SpaceX Scrubs Launch Of Space Station Resupply Capsule

The private space exploration SpaceX, which tests its rocket motors in Central Texas, scrubbed Monday’s scheduled launch of a capsule carrying supplies for the International Space Station.

(FIle)

CAPE CANAVERAL, Fla. (April 14, 2014) With less than two hours remaining in the countdown Monday, Space X scrubbed Monday's scheduled launch of a capsule loaded with supplies for the International Space Station.

The next launch attempt can come no earlier than Friday.

There was no immediate explanation for the postponement.

The launch already had been delayed a full month.

NASA decided Sunday to go ahead with the launch, despite a computer problem on the orbiting lab.

The computer, situated on the outside of the orbiting lab, stopped working Friday.

NASA debated whether to delay the SpaceX mission, but on Sunday determined the station can accept the visiting craft.

A spacewalk will be required, meanwhile, to replace the bad computer.

Engineers don't know why it failed.

NASA station program manager Mike Suffredini says the spacewalk will be conducted April 22, which gives SpaceX two windows to get its Dragon capsule flying.

The SpaceX Dragon capsule will be making its fourth trip to the space station from Cape Canaveral, Fla.

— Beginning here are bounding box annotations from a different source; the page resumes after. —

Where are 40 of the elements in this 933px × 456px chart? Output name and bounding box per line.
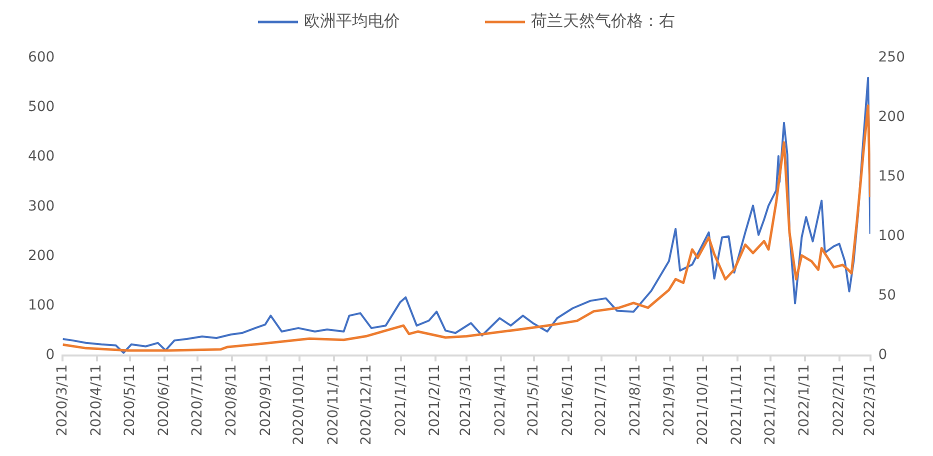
x-tick-label: 2021/7/11 [593,364,610,436]
x-tick-label: 2021/11/11 [729,364,746,446]
y-tick-label: 400 [28,148,55,165]
y-tick-label: 600 [28,50,55,66]
x-tick-label: 2020/3/11 [54,364,70,436]
x-tick-label: 2021/5/11 [526,364,542,436]
x-tick-label: 2022/2/11 [830,364,847,436]
x-tick-label: 2021/10/11 [694,364,711,446]
x-tick-label: 2022/1/11 [796,364,813,436]
y-tick-label: 300 [28,198,55,214]
y2-tick-label: 100 [878,228,906,244]
x-tick-label: 2020/10/11 [291,364,308,446]
x-tick-label: 2021/2/11 [427,364,444,436]
x-tick-label: 2022/3/11 [862,364,878,436]
x-tick-label: 2021/3/11 [458,364,474,436]
y2-tick-label: 50 [878,287,896,304]
x-tick-label: 2021/6/11 [560,364,576,436]
x-tick-label: 2020/4/11 [88,364,105,436]
x-tick-label: 2020/7/11 [189,364,206,436]
x-tick-label: 2020/6/11 [156,364,172,436]
legend-label: 欧洲平均电价 [304,11,400,30]
x-tick-label: 2020/11/11 [325,364,342,446]
y-tick-label: 0 [46,346,55,363]
x-tick-label: 2020/12/11 [358,364,375,446]
y2-tick-label: 200 [878,109,906,126]
legend-label: 荷兰天然气价格：右 [531,11,675,30]
x-tick-label: 2020/5/11 [122,364,138,436]
y2-tick-label: 0 [878,346,888,363]
y-tick-label: 200 [28,248,55,264]
y-tick-label: 500 [28,99,55,116]
y2-tick-label: 250 [878,50,906,66]
x-tick-label: 2020/9/11 [258,364,274,436]
x-tick-label: 2021/9/11 [662,364,678,436]
x-tick-label: 2021/1/11 [392,364,409,436]
x-tick-label: 2021/4/11 [492,364,508,436]
x-tick-label: 2021/12/11 [762,364,778,446]
x-tick-label: 2020/8/11 [224,364,240,436]
y-tick-label: 100 [28,297,55,314]
x-tick-label: 2021/8/11 [627,364,644,436]
y2-tick-label: 150 [878,168,906,185]
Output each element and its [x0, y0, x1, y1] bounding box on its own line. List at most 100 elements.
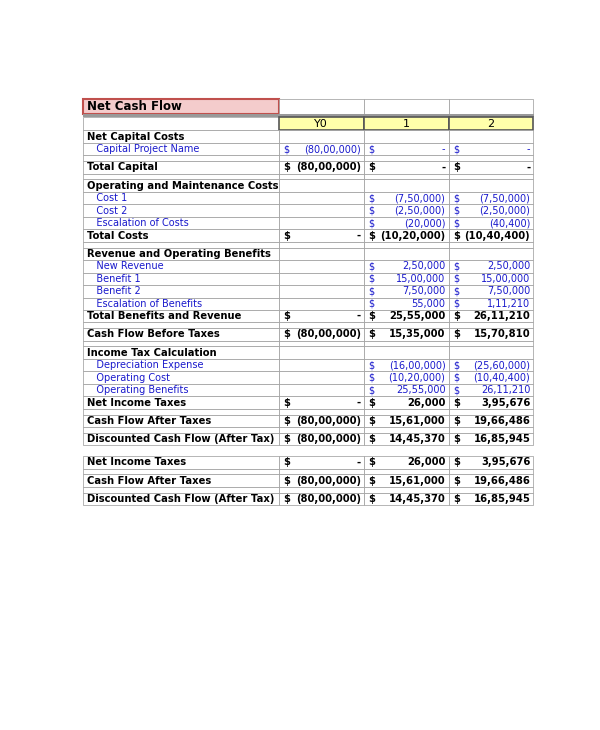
Bar: [364, 323, 449, 329]
Text: (7,50,000): (7,50,000): [395, 193, 445, 203]
Bar: [449, 192, 533, 204]
Bar: [449, 204, 533, 217]
Text: 14,45,370: 14,45,370: [389, 434, 445, 444]
Bar: [279, 192, 364, 204]
Text: -: -: [526, 163, 530, 172]
Text: $: $: [453, 145, 460, 154]
Text: $: $: [453, 299, 460, 309]
Bar: [83, 217, 279, 229]
Bar: [279, 204, 364, 217]
Text: (80,00,000): (80,00,000): [296, 494, 361, 504]
Bar: [279, 433, 364, 445]
Bar: [449, 131, 533, 143]
Text: (40,400): (40,400): [489, 218, 530, 228]
Text: (80,00,000): (80,00,000): [296, 434, 361, 444]
Bar: [83, 117, 279, 131]
Text: $: $: [368, 458, 375, 467]
Bar: [364, 493, 449, 505]
Bar: [83, 204, 279, 217]
Text: Escalation of Costs: Escalation of Costs: [88, 218, 189, 228]
Bar: [364, 285, 449, 298]
Text: $: $: [368, 261, 374, 272]
Text: 7,50,000: 7,50,000: [487, 286, 530, 296]
Bar: [364, 298, 449, 310]
Text: Net Income Taxes: Net Income Taxes: [88, 458, 187, 467]
Bar: [364, 242, 449, 247]
Text: $: $: [453, 163, 460, 172]
Bar: [279, 493, 364, 505]
Bar: [279, 323, 364, 329]
Bar: [364, 247, 449, 260]
Text: $: $: [453, 398, 460, 407]
Bar: [83, 359, 279, 372]
Text: (16,00,000): (16,00,000): [389, 360, 445, 370]
Text: 15,70,810: 15,70,810: [473, 329, 530, 339]
Text: 55,000: 55,000: [412, 299, 445, 309]
Bar: [364, 474, 449, 487]
Bar: [449, 161, 533, 174]
Bar: [449, 328, 533, 341]
Text: $: $: [368, 494, 375, 504]
Bar: [449, 310, 533, 323]
Bar: [449, 396, 533, 409]
Text: $: $: [368, 416, 375, 426]
Bar: [279, 415, 364, 427]
Text: $: $: [368, 218, 374, 228]
Bar: [83, 328, 279, 341]
Text: $: $: [453, 193, 460, 203]
Bar: [364, 427, 449, 433]
Text: Discounted Cash Flow (After Tax): Discounted Cash Flow (After Tax): [88, 494, 275, 504]
Bar: [83, 456, 279, 469]
Text: 26,11,210: 26,11,210: [473, 311, 530, 321]
Text: Total Costs: Total Costs: [88, 231, 149, 241]
Text: Escalation of Benefits: Escalation of Benefits: [88, 299, 203, 309]
Bar: [449, 217, 533, 229]
Text: $: $: [284, 145, 290, 154]
Bar: [83, 155, 279, 161]
Bar: [449, 247, 533, 260]
Text: Revenue and Operating Benefits: Revenue and Operating Benefits: [88, 249, 271, 259]
Text: Cash Flow Before Taxes: Cash Flow Before Taxes: [88, 329, 220, 339]
Text: 26,000: 26,000: [407, 458, 445, 467]
Text: Capital Project Name: Capital Project Name: [88, 145, 200, 154]
Text: -: -: [527, 145, 530, 154]
Bar: [364, 415, 449, 427]
Bar: [449, 409, 533, 415]
Bar: [83, 260, 279, 272]
Text: $: $: [284, 398, 290, 407]
Text: Discounted Cash Flow (After Tax): Discounted Cash Flow (After Tax): [88, 434, 275, 444]
Bar: [83, 114, 534, 117]
Text: 15,61,000: 15,61,000: [389, 476, 445, 485]
Text: -: -: [442, 163, 445, 172]
Bar: [279, 180, 364, 192]
Bar: [279, 310, 364, 323]
Bar: [449, 372, 533, 384]
Text: 15,35,000: 15,35,000: [389, 329, 445, 339]
Text: Cost 1: Cost 1: [88, 193, 128, 203]
Text: (2,50,000): (2,50,000): [395, 206, 445, 215]
Text: (10,40,400): (10,40,400): [473, 372, 530, 383]
Bar: [279, 298, 364, 310]
Text: $: $: [368, 385, 374, 395]
Bar: [83, 487, 279, 493]
Text: $: $: [368, 372, 374, 383]
Bar: [279, 174, 364, 180]
Text: Cash Flow After Taxes: Cash Flow After Taxes: [88, 416, 212, 426]
Text: (25,60,000): (25,60,000): [473, 360, 530, 370]
Text: $: $: [284, 163, 290, 172]
Bar: [83, 396, 279, 409]
Text: $: $: [284, 231, 290, 241]
Bar: [83, 341, 279, 347]
Bar: [449, 347, 533, 359]
Text: (20,000): (20,000): [404, 218, 445, 228]
Bar: [364, 272, 449, 285]
Text: $: $: [368, 311, 375, 321]
Bar: [364, 469, 449, 475]
Text: $: $: [284, 416, 290, 426]
Text: 16,85,945: 16,85,945: [473, 494, 530, 504]
Bar: [449, 229, 533, 242]
Bar: [449, 272, 533, 285]
Bar: [83, 174, 279, 180]
Bar: [279, 359, 364, 372]
Text: 26,11,210: 26,11,210: [481, 385, 530, 395]
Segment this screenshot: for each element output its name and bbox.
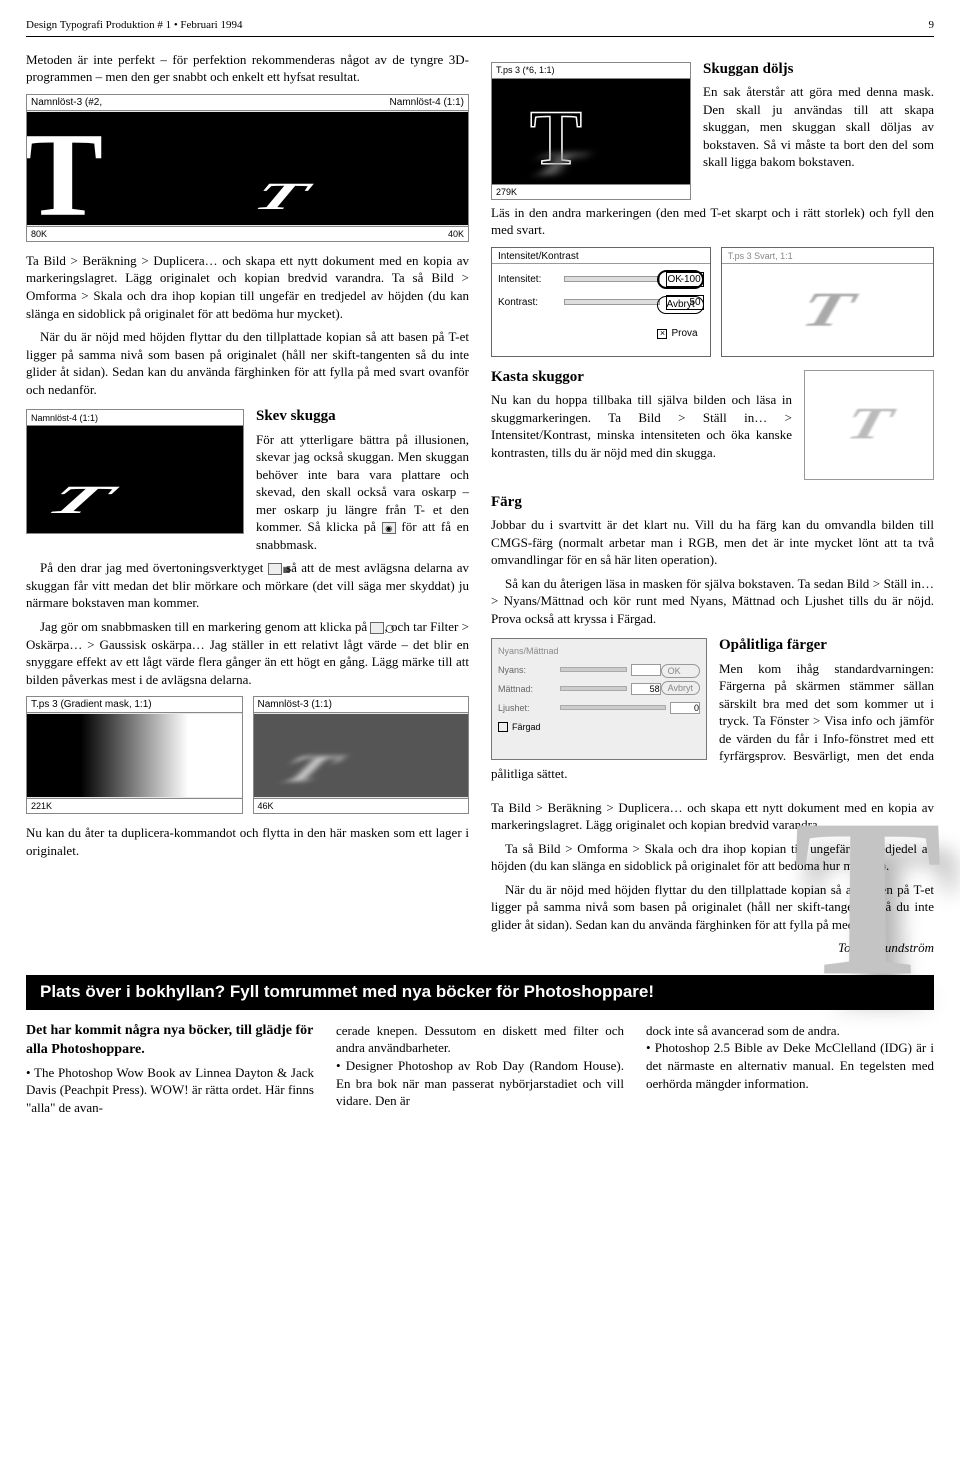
bottom-lead: Det har kommit några nya böcker, till gl… [26,1022,314,1060]
intensity-label: Intensitet: [498,273,558,287]
cancel-button[interactable]: Avbryt [657,296,703,314]
figure-gradient-mask: T.ps 3 (Gradient mask, 1:1) 221K [26,696,243,814]
fig-status-b: 40K [448,228,464,240]
figure-namnlost3: Namnlöst-3 (#2,Namnlöst-4 (1:1) T T 80K4… [26,94,469,242]
paragraph-repeat-3: När du är nöjd med höjden flyttar du den… [491,881,934,934]
fig-skuggan-title: T.ps 3 (*6, 1:1) [496,64,555,76]
saturation-value[interactable] [631,683,661,695]
shadow-t-small: T [832,395,905,455]
fig-title-b: Namnlöst-4 (1:1) [390,96,464,110]
hue-label: Nyans: [498,664,556,676]
figure-skuggan: T.ps 3 (*6, 1:1) T T 279K [491,62,691,200]
figure-kasta: T [804,370,934,480]
preview-checkbox-label: Prova [671,327,697,341]
letter-t-graphic: T [26,94,103,242]
fig2-title-b: Namnlöst-3 (1:1) [258,698,332,712]
hue-cancel-button[interactable]: Avbryt [661,681,700,695]
preview-window: T.ps 3 Svart, 1:1 T [721,247,934,357]
shadow-t-preview: T [785,277,870,343]
paragraph-3: På den drar jag med övertoningsverktyget… [26,559,469,612]
hue-value[interactable] [631,664,661,676]
lightness-label: Ljushet: [498,702,556,714]
standard-mode-icon[interactable]: ◯ [370,622,384,634]
bottom-col-3: dock inte så avancerad som de andra. • P… [646,1022,934,1116]
letter-t-skewed: T [235,171,325,223]
promo-band: Plats över i bokhyllan? Fyll tomrummet m… [26,975,934,1010]
intensity-slider[interactable] [564,276,660,282]
figure-skev: Namnlöst-4 (1:1) T [26,409,244,534]
hue-slider[interactable] [560,667,627,672]
lightness-value[interactable] [670,702,700,714]
left-column: Metoden är inte perfekt – för perfektion… [26,51,469,957]
fig2-status-a: 221K [31,800,52,812]
paragraph-skuggan-2: Läs in den andra markeringen (den med T-… [491,204,934,239]
bottom-text-1: • The Photoshop Wow Book av Linnea Dayto… [26,1065,314,1115]
paragraph-1: Ta Bild > Beräkning > Duplicera… och ska… [26,252,469,322]
bottom-col-1: Det har kommit några nya böcker, till gl… [26,1022,314,1116]
bottom-col-2: cerade knepen. Dessutom en diskett med f… [336,1022,624,1116]
paragraph-4: Jag gör om snabbmasken till en markering… [26,618,469,688]
hue-ok-button[interactable]: OK [661,664,700,678]
contrast-label: Kontrast: [498,296,558,310]
fig-status-a: 80K [31,228,47,240]
letter-t-skewed-2: T [26,473,136,527]
bottom-columns: Det har kommit några nya böcker, till gl… [26,1022,934,1116]
heading-farg: Färg [491,492,934,512]
page-number: 9 [929,18,935,33]
byline: Tommy Sundström [491,939,934,957]
quickmask-icon[interactable]: ◉ [382,522,396,534]
intro-paragraph: Metoden är inte perfekt – för perfektion… [26,51,469,86]
fig2-title-a: T.ps 3 (Gradient mask, 1:1) [31,698,152,712]
saturation-label: Mättnad: [498,683,556,695]
lightness-slider[interactable] [560,705,666,710]
preview-title: T.ps 3 Svart, 1:1 [722,248,933,264]
contrast-slider[interactable] [564,299,660,305]
figure-row-2: T.ps 3 (Gradient mask, 1:1) 221K Namnlös… [26,696,469,814]
paragraph-farg-1: Jobbar du i svartvitt är det klart nu. V… [491,516,934,569]
paragraph-2: När du är nöjd med höjden flyttar du den… [26,328,469,398]
fig-skuggan-status: 279K [496,186,517,198]
dialog-row: Intensitet/Kontrast Intensitet: Kontrast… [491,247,934,357]
header-left: Design Typografi Produktion # 1 • Februa… [26,18,242,33]
gradient-tool-icon[interactable]: ▦ [268,563,282,575]
running-header: Design Typografi Produktion # 1 • Februa… [26,18,934,37]
saturation-slider[interactable] [560,686,627,691]
fig2-status-b: 46K [258,800,274,812]
figure-row-1: Namnlöst-3 (#2,Namnlöst-4 (1:1) T T 80K4… [26,94,469,242]
colorize-label: Färgad [512,721,541,733]
fig-skev-title: Namnlöst-4 (1:1) [31,412,98,424]
right-column: T.ps 3 (*6, 1:1) T T 279K Skuggan döljs … [491,51,934,957]
paragraph-farg-2: Så kan du återigen läsa in masken för sj… [491,575,934,628]
paragraph-5: Nu kan du åter ta duplicera-kommandot oc… [26,824,469,859]
letter-t-blurred: T [260,743,359,795]
preview-checkbox[interactable]: × [657,329,667,339]
figure-blurred-t: Namnlöst-3 (1:1) T 46K [253,696,470,814]
paragraph-repeat-2: Ta så Bild > Omforma > Skala och dra iho… [491,840,934,875]
hue-dialog-title: Nyans/Mättnad [498,645,700,657]
paragraph-repeat-1: Ta Bild > Beräkning > Duplicera… och ska… [491,799,934,834]
dialog-title: Intensitet/Kontrast [492,248,710,264]
hue-saturation-dialog: Nyans/Mättnad OK Avbryt Nyans: Mättnad: … [491,638,707,760]
ok-button[interactable]: OK [657,270,703,290]
colorize-checkbox[interactable] [498,722,508,732]
intensity-contrast-dialog: Intensitet/Kontrast Intensitet: Kontrast… [491,247,711,357]
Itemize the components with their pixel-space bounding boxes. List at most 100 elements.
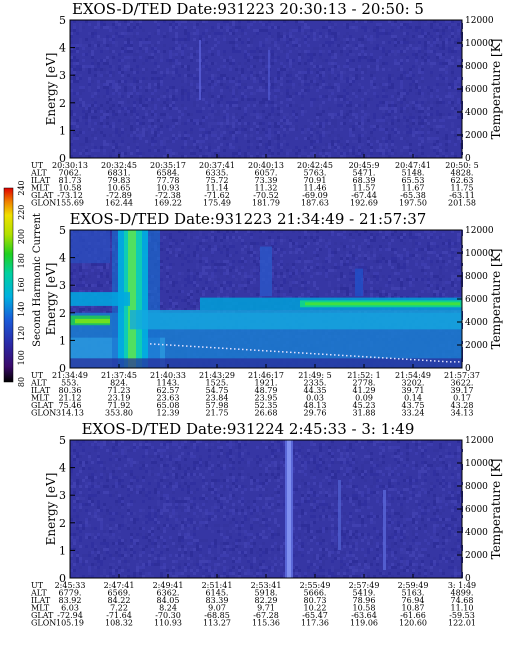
spectrogram-cell bbox=[217, 122, 220, 125]
spectrogram-cell bbox=[322, 266, 325, 269]
spectrogram-cell bbox=[394, 272, 397, 275]
spectrogram-cell bbox=[403, 152, 406, 155]
spectrogram-cell bbox=[154, 89, 157, 92]
spectrogram-cell bbox=[217, 50, 220, 53]
spectrogram-cell bbox=[352, 266, 355, 269]
spectrogram-cell bbox=[457, 128, 460, 131]
spectrogram-cell bbox=[376, 65, 379, 68]
spectrogram-cell bbox=[250, 251, 253, 254]
spectrogram-cell bbox=[130, 23, 133, 26]
spectrogram-cell bbox=[124, 113, 127, 116]
spectrogram-cell bbox=[292, 242, 295, 245]
spectrogram-cell bbox=[352, 272, 355, 275]
spectrogram-cell bbox=[391, 50, 394, 53]
table-cell: 162.44 bbox=[105, 199, 133, 208]
spectrogram-cell bbox=[259, 53, 262, 56]
spectrogram-cell bbox=[130, 113, 133, 116]
spectrogram-cell bbox=[400, 92, 403, 95]
spectrogram-cell bbox=[373, 248, 376, 251]
spectrogram-cell bbox=[343, 38, 346, 41]
spectrogram-cell bbox=[280, 65, 283, 68]
spectrogram-cell bbox=[454, 92, 457, 95]
spectrogram-cell bbox=[295, 41, 298, 44]
spectrogram-cell bbox=[385, 89, 388, 92]
spectrogram-cell bbox=[250, 254, 253, 257]
spectrogram-cell bbox=[400, 266, 403, 269]
spectrogram-cell bbox=[442, 125, 445, 128]
spectrogram-cell bbox=[178, 134, 181, 137]
spectrogram-cell bbox=[256, 29, 259, 32]
spectrogram-cell bbox=[358, 89, 361, 92]
spectrogram-cell bbox=[409, 125, 412, 128]
spectrogram-cell bbox=[457, 290, 460, 293]
spectrogram-cell bbox=[292, 86, 295, 89]
spectrogram-cell bbox=[310, 149, 313, 152]
spectrogram-cell bbox=[349, 251, 352, 254]
spectrogram-cell bbox=[316, 266, 319, 269]
spectrogram-cell bbox=[268, 140, 271, 143]
spectrogram-cell bbox=[181, 89, 184, 92]
spectrogram-cell bbox=[454, 284, 457, 287]
spectrogram-cell bbox=[163, 44, 166, 47]
spectrogram-cell bbox=[106, 263, 109, 266]
spectrogram-cell bbox=[304, 260, 307, 263]
spectrogram-cell bbox=[292, 113, 295, 116]
spectrogram-cell bbox=[328, 41, 331, 44]
spectrogram-cell bbox=[244, 257, 247, 260]
spectrogram-cell bbox=[298, 44, 301, 47]
spectrogram-cell bbox=[106, 89, 109, 92]
spectrogram-cell bbox=[394, 116, 397, 119]
spectrogram-cell bbox=[301, 293, 304, 296]
spectrogram-cell bbox=[307, 59, 310, 62]
spectrogram-cell bbox=[211, 86, 214, 89]
spectrogram-cell bbox=[232, 125, 235, 128]
spectrogram-cell bbox=[82, 107, 85, 110]
spectrogram-cell bbox=[253, 35, 256, 38]
spectrogram-cell bbox=[211, 254, 214, 257]
spectrogram-cell bbox=[334, 98, 337, 101]
spectrogram-cell bbox=[100, 119, 103, 122]
spectrogram-cell bbox=[322, 149, 325, 152]
spectrogram-cell bbox=[169, 251, 172, 254]
spectrogram-cell bbox=[262, 65, 265, 68]
spectrogram-cell bbox=[166, 113, 169, 116]
spectrogram-cell bbox=[226, 143, 229, 146]
spectrogram-cell bbox=[277, 71, 280, 74]
spectrogram-cell bbox=[190, 131, 193, 134]
spectrogram-cell bbox=[178, 44, 181, 47]
spectrogram-cell bbox=[205, 68, 208, 71]
spectrogram-cell bbox=[298, 77, 301, 80]
spectrogram-cell bbox=[337, 116, 340, 119]
spectrogram-cell bbox=[307, 296, 310, 299]
spectrogram-cell bbox=[442, 26, 445, 29]
spectrogram-cell bbox=[133, 59, 136, 62]
spectrogram-cell bbox=[241, 281, 244, 284]
spectrogram-cell bbox=[253, 71, 256, 74]
spectrogram-cell bbox=[265, 41, 268, 44]
spectrogram-cell bbox=[415, 59, 418, 62]
spectrogram-cell bbox=[352, 38, 355, 41]
spectrogram-cell bbox=[427, 284, 430, 287]
spectrogram-cell bbox=[169, 155, 172, 158]
spectrogram-cell bbox=[385, 284, 388, 287]
spectrogram-cell bbox=[289, 290, 292, 293]
spectrogram-cell bbox=[76, 77, 79, 80]
spectrogram-cell bbox=[142, 128, 145, 131]
spectrogram-cell bbox=[310, 155, 313, 158]
spectrogram-cell bbox=[211, 116, 214, 119]
spectrogram-cell bbox=[292, 29, 295, 32]
spectrogram-cell bbox=[241, 278, 244, 281]
spectrogram-cell bbox=[448, 38, 451, 41]
spectrogram-cell bbox=[208, 245, 211, 248]
spectrogram-cell bbox=[97, 122, 100, 125]
spectrogram-cell bbox=[79, 65, 82, 68]
spectrogram-cell bbox=[91, 65, 94, 68]
spectrogram-cell bbox=[187, 47, 190, 50]
spectrogram-cell bbox=[271, 275, 274, 278]
spectrogram-cell bbox=[100, 290, 103, 293]
spectrogram-cell bbox=[355, 77, 358, 80]
spectrogram-cell bbox=[214, 44, 217, 47]
spectrogram-cell bbox=[157, 68, 160, 71]
spectrogram-cell bbox=[424, 266, 427, 269]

The launch was postponed twice last month, the last time because of an electrical short on Air Force ground equipment.

The unmanned capsule is loaded with transport legs for the station's humanoid robot, a grow lamp for vegetables in orbit and 5,000 pounds of supplies and experiments.

The California-based company will also test landing legs for the return of the first stage of the Falcon 9, the rocket it uses to launch the capsule

SpaceX tests its rocket motors at its facility in McGregor, west of Waco.